Nina Simone: Duygu ve Direnişin Yankısı
Hikayemizin izini sürerek geçmişe, Kuzey Carolina’nın Tryon kasabasına, 21 Şubat 1933’te dünyaya gelen Eunice Kathleen Waymon’ın müzikle tanıştığı yıllara gidiyoruz. Sekiz çocuklu ailesinin en yetenekli müzisyeni olarak henüz küçük yaşlarda fark edilen Eunice, ya da hepimizin onu bildiği ismiyle Nina Simone, sözcüklere gerek kalmadan, adeta içgüdüsel bir çekimle piyano tuşlarına yönelir; ritmin dilini sezgileriyle kavrar. Maddi zorluklarla geçen çocukluğunda, annesinin çalıştığı evin beyaz sahibi, Eunice’in yeteneğini fark eder ve klasik müzik eğitimi almasını sağlayarak yeteneğinin gelişmesine destek olur. Ancak caz tutkunu babasıyla baş başa kaldığı anlarda, annesinin hoşnutsuz bakışlarına rağmen caz müziğin coşkusuna kapılmaktan kendini alamaz. Babasının iki kısa ıslık çağrısıyla annesinin sevdiği ilahilere geçerken, küçük Eunice müziğin hem özgürlüğünü hem de disiplinini içselleştirir; hayatı boyunca peşini bırakmayacak bu ikiliği ruhunda taşır.
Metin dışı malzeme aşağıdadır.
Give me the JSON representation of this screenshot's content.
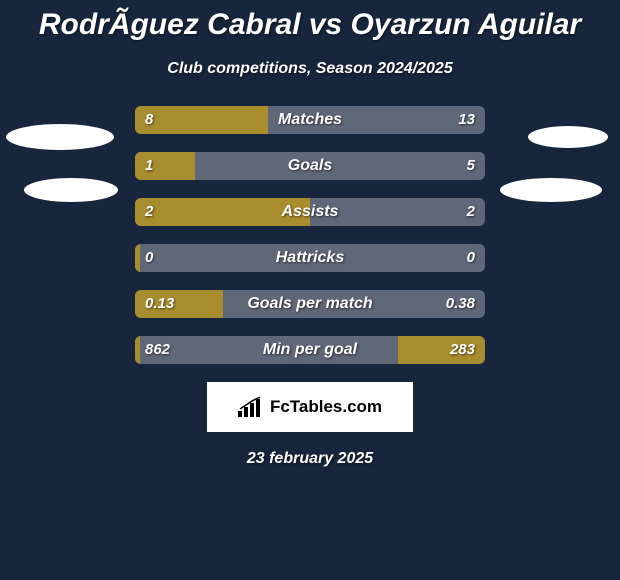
{
  "title": "RodrÃ­guez Cabral vs Oyarzun Aguilar",
  "subtitle": "Club competitions, Season 2024/2025",
  "date": "23 february 2025",
  "logo_text": "FcTables.com",
  "colors": {
    "background": "#17263c",
    "bar_track": "#5f6878",
    "bar_fill": "#a88d2e",
    "text": "#ffffff",
    "logo_bg": "#ffffff",
    "logo_text": "#000000"
  },
  "stats": [
    {
      "label": "Matches",
      "left_value": "8",
      "right_value": "13",
      "left_pct": 38,
      "right_pct": 0
    },
    {
      "label": "Goals",
      "left_value": "1",
      "right_value": "5",
      "left_pct": 17,
      "right_pct": 0
    },
    {
      "label": "Assists",
      "left_value": "2",
      "right_value": "2",
      "left_pct": 50,
      "right_pct": 0
    },
    {
      "label": "Hattricks",
      "left_value": "0",
      "right_value": "0",
      "left_pct": 1.5,
      "right_pct": 0
    },
    {
      "label": "Goals per match",
      "left_value": "0.13",
      "right_value": "0.38",
      "left_pct": 25,
      "right_pct": 0
    },
    {
      "label": "Min per goal",
      "left_value": "862",
      "right_value": "283",
      "left_pct": 1.5,
      "right_pct": 25
    }
  ]
}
Eunice, klasik müzik eğitiminde hızla ilerlerken, Tryon kasabası desteğini göstermek adına bir konser düzenler. Ailesi ön sırada yerini alır; ancak gösteri sorumlusu, onları siyahilere ayrılan arka sıralara geçmeye zorlar. Eunice bu haksızlığa sessiz bir direnişle karşılık verir ve sahneye çıkmak için ailesinin ön sıraya alınmasını bekler. Sabırla geçen dakikaların ardından piyanosunun başına geçip tüm salonu büyülediğinde, vakur duruşuyla hayat boyu herkesi etkisi altına alacak karakterinin ilk güçlü yansımalarını ortaya koyar. Lise eğitimi sonrası prestijli Curtis Institute of Music’e kabul edilmeyi hayal eder, fakat kökenleri nedeniyle reddedildiğinde müziğe ara verir. Bir süre stüdyoda çalışsa da içindeki tutku dinmez ve nihayet New Jersey’de eski bir barda piyanist olarak sahneye çıkar. Müziğe olan aşkı, Bach’ın notalarında şekillenir; Bach, onun tüm eserlerinin temelinden ses veren, müziğinin özüne işlenmiş bir ruh olarak hep oradadır. İlk performansında Bach çalarak dinleyicileri etkiler; ancak bar sahibi ona yalnızca çalmasının yetmeyeceğini, şarkı da söylemesi gerektiğini söylediğinde, artık sadece piyano icrasıyla değil, sesiyle de kendini ifade edeceği bir yolculuğa adım atar.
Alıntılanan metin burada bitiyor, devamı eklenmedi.